Development organisations are questioning whether the government is serious about improving the lives of its citizens after a human rights commission hearing aimed at interrogating South Africa’s progress with the Millennium Development Goals (MDGs) was cancelled this month.
The MDGs serve as a barometer to determine the nation’s development in areas such as access to water and sanitation, quality health and education. The human rights commission postponed its public hearings on the MDGs and realisation of economic and social rights in South Africa to June, citing a lack “of response from state organs”
“This gives an indication that discussing the goals’ targets with key stakeholders is not a priority,” said Pooven Moodley, Oxfam’s Southern African Essential Services coordinator.
Oxfam believes the hearings were critical to getting the real stories behind the statistics.
“While reporting is important, engagement with civil society and communities to find ways of achieving the goal targets is critical,” Moodley said.
He said the coming elections were critical for citizens to articulate their demands to the government.

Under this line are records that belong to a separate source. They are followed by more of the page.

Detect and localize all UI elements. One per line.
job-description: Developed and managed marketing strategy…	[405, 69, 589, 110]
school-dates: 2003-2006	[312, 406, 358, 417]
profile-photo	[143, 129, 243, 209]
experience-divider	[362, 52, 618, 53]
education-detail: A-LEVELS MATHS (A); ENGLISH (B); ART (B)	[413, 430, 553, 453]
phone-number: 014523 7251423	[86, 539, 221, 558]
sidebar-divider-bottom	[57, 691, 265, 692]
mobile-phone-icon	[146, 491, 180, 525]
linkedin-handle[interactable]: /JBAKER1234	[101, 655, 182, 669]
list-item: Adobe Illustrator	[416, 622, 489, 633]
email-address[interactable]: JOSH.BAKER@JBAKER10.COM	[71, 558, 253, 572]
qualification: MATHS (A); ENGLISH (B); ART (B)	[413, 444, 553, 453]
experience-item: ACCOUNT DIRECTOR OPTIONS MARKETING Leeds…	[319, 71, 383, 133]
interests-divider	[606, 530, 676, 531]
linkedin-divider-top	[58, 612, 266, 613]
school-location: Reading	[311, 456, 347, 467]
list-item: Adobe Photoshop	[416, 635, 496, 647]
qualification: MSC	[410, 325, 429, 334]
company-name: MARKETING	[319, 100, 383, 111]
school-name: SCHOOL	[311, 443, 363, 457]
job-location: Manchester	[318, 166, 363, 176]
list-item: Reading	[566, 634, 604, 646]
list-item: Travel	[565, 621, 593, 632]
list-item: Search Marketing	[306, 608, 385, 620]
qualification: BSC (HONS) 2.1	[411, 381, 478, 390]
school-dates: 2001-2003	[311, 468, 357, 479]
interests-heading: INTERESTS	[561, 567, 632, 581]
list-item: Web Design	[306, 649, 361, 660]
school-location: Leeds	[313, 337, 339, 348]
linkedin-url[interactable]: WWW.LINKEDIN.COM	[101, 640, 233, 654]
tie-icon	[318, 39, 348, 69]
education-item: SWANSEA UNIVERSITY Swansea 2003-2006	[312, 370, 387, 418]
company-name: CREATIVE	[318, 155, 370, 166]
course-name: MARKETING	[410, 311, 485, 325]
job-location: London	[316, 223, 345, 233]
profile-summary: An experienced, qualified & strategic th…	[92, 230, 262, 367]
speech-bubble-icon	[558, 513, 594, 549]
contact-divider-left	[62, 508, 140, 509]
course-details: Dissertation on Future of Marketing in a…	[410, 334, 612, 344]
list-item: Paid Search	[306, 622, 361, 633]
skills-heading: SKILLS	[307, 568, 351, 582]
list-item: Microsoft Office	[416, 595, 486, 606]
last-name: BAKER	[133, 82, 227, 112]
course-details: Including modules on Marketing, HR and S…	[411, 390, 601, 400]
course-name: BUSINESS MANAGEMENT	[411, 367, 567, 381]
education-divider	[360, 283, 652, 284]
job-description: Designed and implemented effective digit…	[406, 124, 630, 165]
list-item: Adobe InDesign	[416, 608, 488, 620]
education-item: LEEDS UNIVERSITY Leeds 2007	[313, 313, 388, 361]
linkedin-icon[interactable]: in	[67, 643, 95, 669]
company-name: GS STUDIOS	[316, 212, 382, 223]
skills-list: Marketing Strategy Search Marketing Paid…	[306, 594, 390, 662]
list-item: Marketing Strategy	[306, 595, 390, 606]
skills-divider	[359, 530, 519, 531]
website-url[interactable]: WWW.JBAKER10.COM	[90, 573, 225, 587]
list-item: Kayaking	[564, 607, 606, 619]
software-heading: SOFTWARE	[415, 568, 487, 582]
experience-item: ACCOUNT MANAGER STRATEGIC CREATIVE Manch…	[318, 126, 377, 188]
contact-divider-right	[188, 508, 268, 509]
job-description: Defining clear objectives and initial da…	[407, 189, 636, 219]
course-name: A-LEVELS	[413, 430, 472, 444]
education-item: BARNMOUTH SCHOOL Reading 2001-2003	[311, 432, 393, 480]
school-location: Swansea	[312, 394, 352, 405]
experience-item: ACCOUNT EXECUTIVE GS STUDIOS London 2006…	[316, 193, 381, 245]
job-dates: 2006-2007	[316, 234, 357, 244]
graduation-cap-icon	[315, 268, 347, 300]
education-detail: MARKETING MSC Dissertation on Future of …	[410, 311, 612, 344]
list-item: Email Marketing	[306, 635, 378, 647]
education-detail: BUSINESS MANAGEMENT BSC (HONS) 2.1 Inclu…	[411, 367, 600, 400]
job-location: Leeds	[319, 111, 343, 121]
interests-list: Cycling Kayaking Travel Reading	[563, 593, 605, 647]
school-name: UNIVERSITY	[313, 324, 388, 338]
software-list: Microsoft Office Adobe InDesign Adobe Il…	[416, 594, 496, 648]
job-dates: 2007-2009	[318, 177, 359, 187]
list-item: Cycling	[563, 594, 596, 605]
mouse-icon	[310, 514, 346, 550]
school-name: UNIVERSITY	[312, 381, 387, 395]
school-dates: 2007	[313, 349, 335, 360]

Though most governments, including the South African government, are focusing their energies on dealing with the global economic crisis, the poor, who are often most affected, are not being engaged, Moodley said.
“Developed and developing countries are starting to use the global economic crisis as an excuse not to meet their commitments,” he said.
The commission’s hearings want to get the stories behind the statistics often used to prove that South Africa is meeting the goals. Last year’s MDGs country report indicated that South Africa was on course to meeting all its goals.
The commission’s working document on the hearings raised the question of whether the lives of South Africans have improved.
It wants to determine why so many South Africans are trapped in poverty. Research the document sourced indicated that the levels of poverty and inequality have increased in the past decade. It noted that meeting a millennium development target does not necessarily mean that South Africans are better off.
The commission questioned the quality of education as so many learners struggled with basic mathematical and science literacy.
It is also worried about HIV/Aids statistics and that the Human Development Index of 2005 showed that South Africa had fallen to the 120th position.
Christine Jesseman, a senior researcher at the Human Rights Commission, said the idea of the working document was to raise questions the commission had come across in its workings.
“The commission wants public hearings on how the written submissions and statistics play out in the lives of ordinary people.
“We are telling the government we see all these gaps; please tell us how you got to your statistics and how you did your information gathering,” she said.
The commission wanted a submission from Stats SA to interrogate the figures, but it has heard nothing from the state institution.